The Wilcoxon Signed Rank test assumes that the population of interest is both continuous and symmetric (not necessarily normal). Since the mean and median are the same (for symmetrical distribution), the hypothesis tests on the median are the same as the hypothesis test on the mean.
The Wilcoxon test is performed by ranking the non-zero deviations in order of increasing magnitude (that is, the smallest non-zero deviation has a rank of 1 and the largest deviation has a rank of $n$). The ranks of the deviations with positive and negative values are summed.
These sums are used to determine whether or not the deviations are significantly different from zero. Wilcoxon Signed Rank Test is an alternative to the Paired Sample t-test.
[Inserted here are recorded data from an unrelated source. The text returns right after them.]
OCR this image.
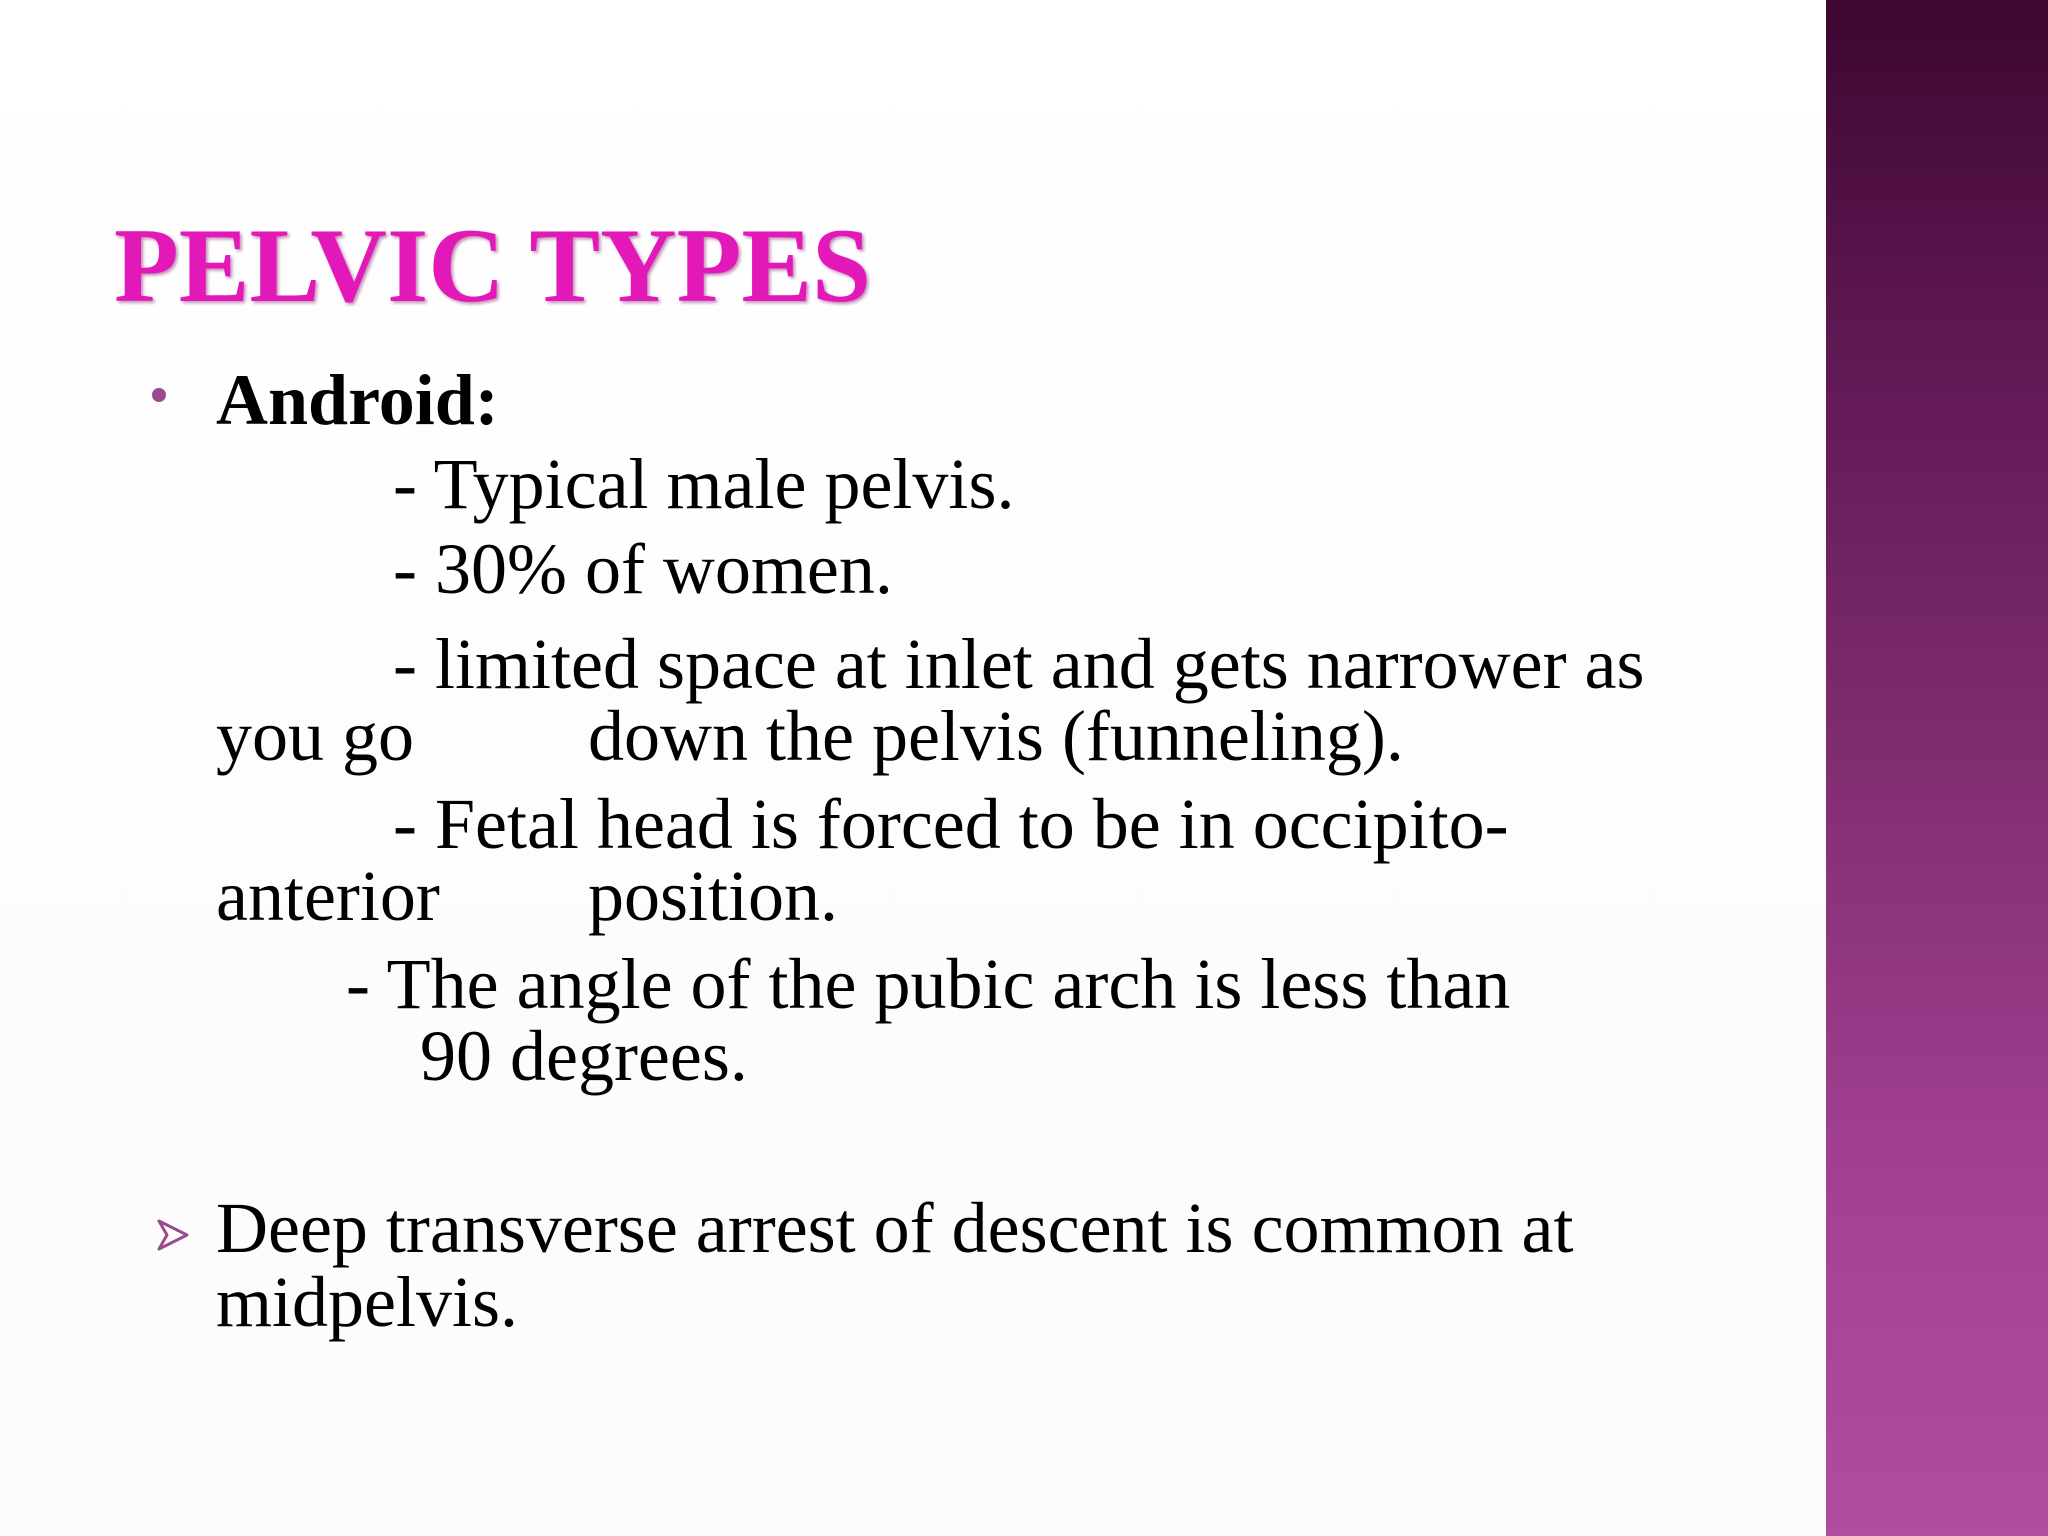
PELVIC TYPES

Android:

- Typical male pelvis.

- 30% of women.

- limited space at inlet and gets narrower as

you go down the pelvis (funneling).

- Fetal head is forced to be in occipito-

anterior position.

- The angle of the pubic arch is less than

90 degrees.

Deep transverse arrest of descent is common at

midpelvis.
$H_0: \mu = \mu_0\quad $ vs $\quad H_1: \mu < \mu_0$
Test Statistics: $T^-$: an absolute value of the sum of the negative ranks
$H_0: \mu = \mu_0 \quad$ vs $\quad H_1:\mu \ne \mu_0$
Test Statistics: $min(T^+, T^-)$
Because the underlying population is assumed to be continuous, ties are theoretically impossible, however, in practice ties can exist, especially if the data has only a couple of significant digits.
Two or more deviations having the same magnitude are all given the same average rank. The deviations of zero are theoretically impossible but practically possible. Any deviations of exactly zero are simply thrown out and the value of $n$ is reduced accordingly.